IRL is a long-form confessional poem. In this extended hybrid of monologue, soliloquy, and social media rant, Teebs (as he calls himself) seeks to mercilessly dissect his inner self. The dissection isn’t only inner-directed, but also aimed at the world and how the forces of history, religion, and morality work to overpower the individual.
Teebs is a queer Native American, a status at once over-determined and enigmatic. He says that
Tradition is a cage,
like an Edward Curtis pic
of high copper cheekbones―
totemic, fabricated.
Fear cages, feeds sec-
rets. Faith is a privacy, a
thing you don’t have to
explain―river of belief
that one is owed
an internal life, a rich
vista of idiosyncrasies
How can he be himself when everyone, either from good intentions or bad, seeks to put him in a box? Yes, Teebs’s queerness and Native American ethnicity make him a unique voice in American poetics. These classifications also have a tendency to turn an individual into a zoo exhibit. Yet it could be worse, since IRL points out even friends and admirers sometimes mistake him for Asian. When Brooklyn hipsterati make these mistaken assumptions, the so-called tolerance and cultural literacy they champion comes across as moral complacency.

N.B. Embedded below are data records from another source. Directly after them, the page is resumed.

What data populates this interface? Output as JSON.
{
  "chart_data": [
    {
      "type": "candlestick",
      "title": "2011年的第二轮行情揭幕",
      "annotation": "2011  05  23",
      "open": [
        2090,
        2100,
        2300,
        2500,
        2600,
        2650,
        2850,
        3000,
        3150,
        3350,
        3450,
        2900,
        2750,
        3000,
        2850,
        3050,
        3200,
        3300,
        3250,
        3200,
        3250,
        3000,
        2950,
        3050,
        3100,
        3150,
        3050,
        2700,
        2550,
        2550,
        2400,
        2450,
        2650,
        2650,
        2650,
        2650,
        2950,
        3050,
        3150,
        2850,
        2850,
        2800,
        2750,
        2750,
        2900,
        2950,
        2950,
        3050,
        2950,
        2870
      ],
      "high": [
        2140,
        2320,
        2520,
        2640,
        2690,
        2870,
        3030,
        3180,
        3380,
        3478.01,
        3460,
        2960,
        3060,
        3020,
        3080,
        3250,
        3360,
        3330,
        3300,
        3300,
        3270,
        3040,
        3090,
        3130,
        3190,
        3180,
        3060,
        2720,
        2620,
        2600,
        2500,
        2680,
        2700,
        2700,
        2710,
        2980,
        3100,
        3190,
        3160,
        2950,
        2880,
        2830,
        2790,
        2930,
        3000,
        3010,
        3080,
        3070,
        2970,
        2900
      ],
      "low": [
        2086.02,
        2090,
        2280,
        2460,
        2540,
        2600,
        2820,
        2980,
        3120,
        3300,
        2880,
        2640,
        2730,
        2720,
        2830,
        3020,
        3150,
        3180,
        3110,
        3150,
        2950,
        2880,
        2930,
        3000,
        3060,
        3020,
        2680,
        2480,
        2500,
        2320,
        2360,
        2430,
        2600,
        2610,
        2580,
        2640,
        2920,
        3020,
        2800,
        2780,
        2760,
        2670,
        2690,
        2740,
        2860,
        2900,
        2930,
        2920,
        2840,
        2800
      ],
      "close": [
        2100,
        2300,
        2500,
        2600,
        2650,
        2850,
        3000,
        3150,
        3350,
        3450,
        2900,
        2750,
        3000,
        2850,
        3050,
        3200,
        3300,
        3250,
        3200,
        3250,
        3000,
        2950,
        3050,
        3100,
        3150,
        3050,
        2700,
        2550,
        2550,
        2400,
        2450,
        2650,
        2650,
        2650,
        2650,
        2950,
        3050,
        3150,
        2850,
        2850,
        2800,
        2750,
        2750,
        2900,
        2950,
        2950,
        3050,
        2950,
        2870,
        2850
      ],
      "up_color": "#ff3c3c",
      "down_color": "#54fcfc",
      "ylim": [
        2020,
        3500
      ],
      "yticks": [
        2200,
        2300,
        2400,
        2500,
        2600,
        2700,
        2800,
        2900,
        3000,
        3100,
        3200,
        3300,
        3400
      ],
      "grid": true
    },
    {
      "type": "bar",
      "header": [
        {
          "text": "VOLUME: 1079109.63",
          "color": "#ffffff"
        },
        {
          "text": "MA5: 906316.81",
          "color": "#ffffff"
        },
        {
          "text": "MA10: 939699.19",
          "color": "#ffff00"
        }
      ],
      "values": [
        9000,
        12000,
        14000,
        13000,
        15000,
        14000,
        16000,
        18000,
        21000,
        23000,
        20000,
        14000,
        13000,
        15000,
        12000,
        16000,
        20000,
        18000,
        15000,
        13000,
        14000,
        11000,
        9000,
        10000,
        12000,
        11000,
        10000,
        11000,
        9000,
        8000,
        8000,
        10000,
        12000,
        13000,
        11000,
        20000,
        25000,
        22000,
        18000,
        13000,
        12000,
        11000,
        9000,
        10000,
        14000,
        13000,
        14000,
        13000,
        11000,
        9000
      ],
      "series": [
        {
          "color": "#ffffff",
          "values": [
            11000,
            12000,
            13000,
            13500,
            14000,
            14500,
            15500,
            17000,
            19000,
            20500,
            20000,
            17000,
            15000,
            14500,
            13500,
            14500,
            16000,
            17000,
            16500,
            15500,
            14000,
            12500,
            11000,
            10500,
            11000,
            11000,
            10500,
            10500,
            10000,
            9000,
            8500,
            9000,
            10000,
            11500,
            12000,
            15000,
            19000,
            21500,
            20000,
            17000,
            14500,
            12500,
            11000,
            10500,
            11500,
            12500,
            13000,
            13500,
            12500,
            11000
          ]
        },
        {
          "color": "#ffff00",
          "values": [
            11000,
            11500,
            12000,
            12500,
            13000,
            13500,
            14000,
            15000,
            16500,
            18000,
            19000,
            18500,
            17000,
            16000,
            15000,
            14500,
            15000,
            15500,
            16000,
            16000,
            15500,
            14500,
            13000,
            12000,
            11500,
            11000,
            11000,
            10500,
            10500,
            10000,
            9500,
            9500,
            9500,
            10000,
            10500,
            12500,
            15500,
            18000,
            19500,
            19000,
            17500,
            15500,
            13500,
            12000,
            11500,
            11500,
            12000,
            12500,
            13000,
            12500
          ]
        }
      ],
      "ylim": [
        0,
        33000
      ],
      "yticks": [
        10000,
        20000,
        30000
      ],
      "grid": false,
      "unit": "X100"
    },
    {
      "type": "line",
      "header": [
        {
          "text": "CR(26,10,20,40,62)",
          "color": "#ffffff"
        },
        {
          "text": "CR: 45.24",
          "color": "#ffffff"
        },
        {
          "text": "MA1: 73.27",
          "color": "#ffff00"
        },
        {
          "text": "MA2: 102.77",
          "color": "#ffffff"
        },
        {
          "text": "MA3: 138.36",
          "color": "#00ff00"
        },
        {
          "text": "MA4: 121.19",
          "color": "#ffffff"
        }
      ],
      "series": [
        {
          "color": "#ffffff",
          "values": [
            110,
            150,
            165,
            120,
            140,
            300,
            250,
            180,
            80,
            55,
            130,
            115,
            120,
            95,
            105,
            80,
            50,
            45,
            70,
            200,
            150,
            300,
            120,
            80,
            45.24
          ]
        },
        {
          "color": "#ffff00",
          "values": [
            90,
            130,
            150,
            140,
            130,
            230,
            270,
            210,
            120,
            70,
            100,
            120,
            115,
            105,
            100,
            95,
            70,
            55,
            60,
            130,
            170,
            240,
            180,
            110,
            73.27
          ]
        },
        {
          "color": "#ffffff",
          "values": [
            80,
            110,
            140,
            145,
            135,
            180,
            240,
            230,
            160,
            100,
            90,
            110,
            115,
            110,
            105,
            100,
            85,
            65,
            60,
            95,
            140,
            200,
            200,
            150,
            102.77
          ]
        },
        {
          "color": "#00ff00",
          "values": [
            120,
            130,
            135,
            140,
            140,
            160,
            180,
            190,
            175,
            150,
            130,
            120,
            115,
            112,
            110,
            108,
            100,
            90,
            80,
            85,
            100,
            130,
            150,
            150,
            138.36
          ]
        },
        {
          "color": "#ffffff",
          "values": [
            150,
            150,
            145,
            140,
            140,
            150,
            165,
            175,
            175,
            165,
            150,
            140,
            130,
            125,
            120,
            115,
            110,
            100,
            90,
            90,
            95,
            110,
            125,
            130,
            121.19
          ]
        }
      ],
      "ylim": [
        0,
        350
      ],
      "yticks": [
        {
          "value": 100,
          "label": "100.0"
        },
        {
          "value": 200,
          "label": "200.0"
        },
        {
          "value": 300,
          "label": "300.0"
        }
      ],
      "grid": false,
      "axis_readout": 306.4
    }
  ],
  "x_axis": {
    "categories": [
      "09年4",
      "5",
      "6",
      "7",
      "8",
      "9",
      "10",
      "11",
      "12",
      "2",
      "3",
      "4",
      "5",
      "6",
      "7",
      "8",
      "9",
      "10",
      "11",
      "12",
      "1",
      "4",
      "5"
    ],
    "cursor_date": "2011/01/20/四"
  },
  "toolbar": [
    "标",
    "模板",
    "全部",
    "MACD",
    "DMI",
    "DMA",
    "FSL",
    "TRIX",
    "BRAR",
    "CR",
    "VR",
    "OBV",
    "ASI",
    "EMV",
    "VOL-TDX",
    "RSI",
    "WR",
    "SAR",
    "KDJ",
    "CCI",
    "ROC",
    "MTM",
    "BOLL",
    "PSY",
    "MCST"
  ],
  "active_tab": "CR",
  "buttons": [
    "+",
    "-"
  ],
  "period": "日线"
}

Throughout the poem Teebs addresses his Muse, usually in annoyance and irritation. He wrestles with his Muse, struggling with his emotions and dealing with how tech-obsessed he’s become.
Muse used to mean
purpose in being
alone―Muse is romanticized
by the idea of possession and lord
knows I can’t live unoccupied.
Information technology tastes
more and more like pink marsh-
mallow Peeps n all my relatives
are diabetic The metaphors
age well Are rent stabilized
Beyond the ruminations on his Native American background, IRL has moments of intimate beauty.
Sweat snuffs the body
like fly paper like tight
sweater―will not
evaporate. Somehow
this makes us less
shy Knowing
we’re both disgusting,
equalizer, like drunk.
A rare moment when Teebs is comfortable with who he is. Unshackled by sexual and ethnic taxonomies. But he also addresses these taxonomic classifications, since they are systems he didn’t create for himself.
In college
in the library I leaf madly
thru this cross-indigenous
anthropological survey
that claims extra-gendered
identities for a smattering of
tribes including mine, n I
wonder about two-spirit
traditional roles How
would it have sounded coming
from my grandma instead
of white anthropologist Sit
swaddled in bean bag
in the 24-hour reading room
and shake and just Believe.
Whatever Kumeyaay word
for ‘they’ Catholicism erased
Assimilationist homophobia
A word I’m not attuned to bc
I’m hearing slap cat scream
thump thump party outside
my window I am the window
of my tribe
The beauty lies in the circularity of that passage, weaving between the university reading room, his grandmother’s lap, and hearing a raucous party outside. Teebs captures a simultaneous personal revelation and his indictment of the system that sought to annihilate him. Despite the United States promising equal rights, racial tolerance, and economic opportunity to its citizens, Teebs still two strikes against him. Those who romanticize Native Americans are more than comfortable with not seeing them or living close to them. And self-described liberals and progressives can be zealous advocates of LGBTQIA+ rights, but still feel uncomfortable when it comes to a gay pride parade.
IRL is an abbreviation for “in real life.” Teebs struggles to understand his identity in real life amid the challenges and everyday hypocrisies in modern America. He does so in the heart of the beast, adjacent to Manhattan, capitalist engine of the nation.
I’m in the city. Am the city.
The rush is what I covet―the
noise of constant motion,
curled in bed on the rez
A sense of options. I’m
starting to (s)well up,
feasting on boys’ ideas
and language and chips
of technology
IRL represents a snapshot of a (self-)tormented poet, a technology-obsessed urban hipster, a lovelorn poet, and a sexual and ethnic minority voice. The poetry is slangy, talky, and bitchy. The poem intersperses Whitmanesque barbaric yawps between bleeding edge pop cultural references. It is of the now, yet it has the potential to become timeless. Is IRL the next “Howl”?
Teebs and Allen Ginsberg have their parallels, but is that nothing more than a tease to literary critics? It is too early to tell, since forecasting a poem’s greatness is best left to psychics and prophets. On a more elementary level, Teebs’ long-form confessional poem is a joyous read.